Cash flow is the flow of money into and out of a business over period of time
Check the key formulas
check business formulas for all formulas
What is capital structure?
The structure of capital in your business, debt and equity.
What is debt?
Debt is borrowing money from lenders such as banks
What is equity?
Equity is receiving funding from shareholders
Why is debt dangerous?
Need to be repaid in full regardless whether the business has good cash flow or not
Interest is charged on debt, interest rate can increase over time
If the business isn’t able to repay its debts a lender can take the business to court and the business could be put into liquidation
Why is equity safe?
The funds from investors do not need to be repaid
Investors are only entitled to a dividend if the business makes a profit
Investors cannot ask for their investment back
What is the value of setting financial objectives?

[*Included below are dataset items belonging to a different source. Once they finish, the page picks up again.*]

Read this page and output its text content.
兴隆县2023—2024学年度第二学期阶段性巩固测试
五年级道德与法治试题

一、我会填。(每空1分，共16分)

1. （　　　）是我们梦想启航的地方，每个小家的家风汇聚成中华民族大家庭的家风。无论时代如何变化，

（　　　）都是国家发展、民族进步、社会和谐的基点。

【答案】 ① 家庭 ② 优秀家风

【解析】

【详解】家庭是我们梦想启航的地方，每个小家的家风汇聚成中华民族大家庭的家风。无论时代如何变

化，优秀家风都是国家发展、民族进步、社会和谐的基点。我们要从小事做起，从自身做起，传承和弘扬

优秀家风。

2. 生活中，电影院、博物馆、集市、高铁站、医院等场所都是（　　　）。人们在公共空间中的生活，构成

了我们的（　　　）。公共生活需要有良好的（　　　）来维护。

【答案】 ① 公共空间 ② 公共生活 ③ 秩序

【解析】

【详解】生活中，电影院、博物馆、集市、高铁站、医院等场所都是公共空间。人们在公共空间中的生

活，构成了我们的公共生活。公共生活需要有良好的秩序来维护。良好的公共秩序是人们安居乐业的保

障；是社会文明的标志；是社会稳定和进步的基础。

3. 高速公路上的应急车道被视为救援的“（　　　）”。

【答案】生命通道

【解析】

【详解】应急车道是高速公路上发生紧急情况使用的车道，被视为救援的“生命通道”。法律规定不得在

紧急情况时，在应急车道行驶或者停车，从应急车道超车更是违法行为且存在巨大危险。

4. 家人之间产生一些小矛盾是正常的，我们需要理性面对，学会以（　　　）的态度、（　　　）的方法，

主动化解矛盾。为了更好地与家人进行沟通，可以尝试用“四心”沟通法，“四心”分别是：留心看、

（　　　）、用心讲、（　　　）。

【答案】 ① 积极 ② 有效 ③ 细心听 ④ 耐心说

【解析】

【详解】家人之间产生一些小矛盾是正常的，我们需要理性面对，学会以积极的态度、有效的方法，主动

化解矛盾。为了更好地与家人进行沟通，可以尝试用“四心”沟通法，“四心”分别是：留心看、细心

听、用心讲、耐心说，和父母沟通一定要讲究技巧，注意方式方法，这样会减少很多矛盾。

-Measure how well a business is doing financially and to compare the performance over time/years
-Control spending
Identify areas a business can improve
Provide sales targets
prevents a business running out of cash
Measure the reward that shareholders receive or set expectations when making an investment
What are some internal factors affecting financial objectives?
-Business ownership
-Size and form of business
-Other functional areas
What are some external factors affecting financial objectives?
PESTLE + C
What is variance?
The difference between a budgeted figure vs an actual figure
What is a favourable variance?
When actual performance is better in some ways than it has been budgeted for
-Actual sales may have been higher than budgeted for
-Actual costs may have been lower than budgeted for
What is an adverse variance?
When the actual performance is worse than had been budgeted for?
-Actual sales may be lower than budgeted for
-Actual costs may have been higher than budgeted for
What is a budget?
A financial plan that shows the forecasted figures and the actual figures for revenue, expenses and profit side by side.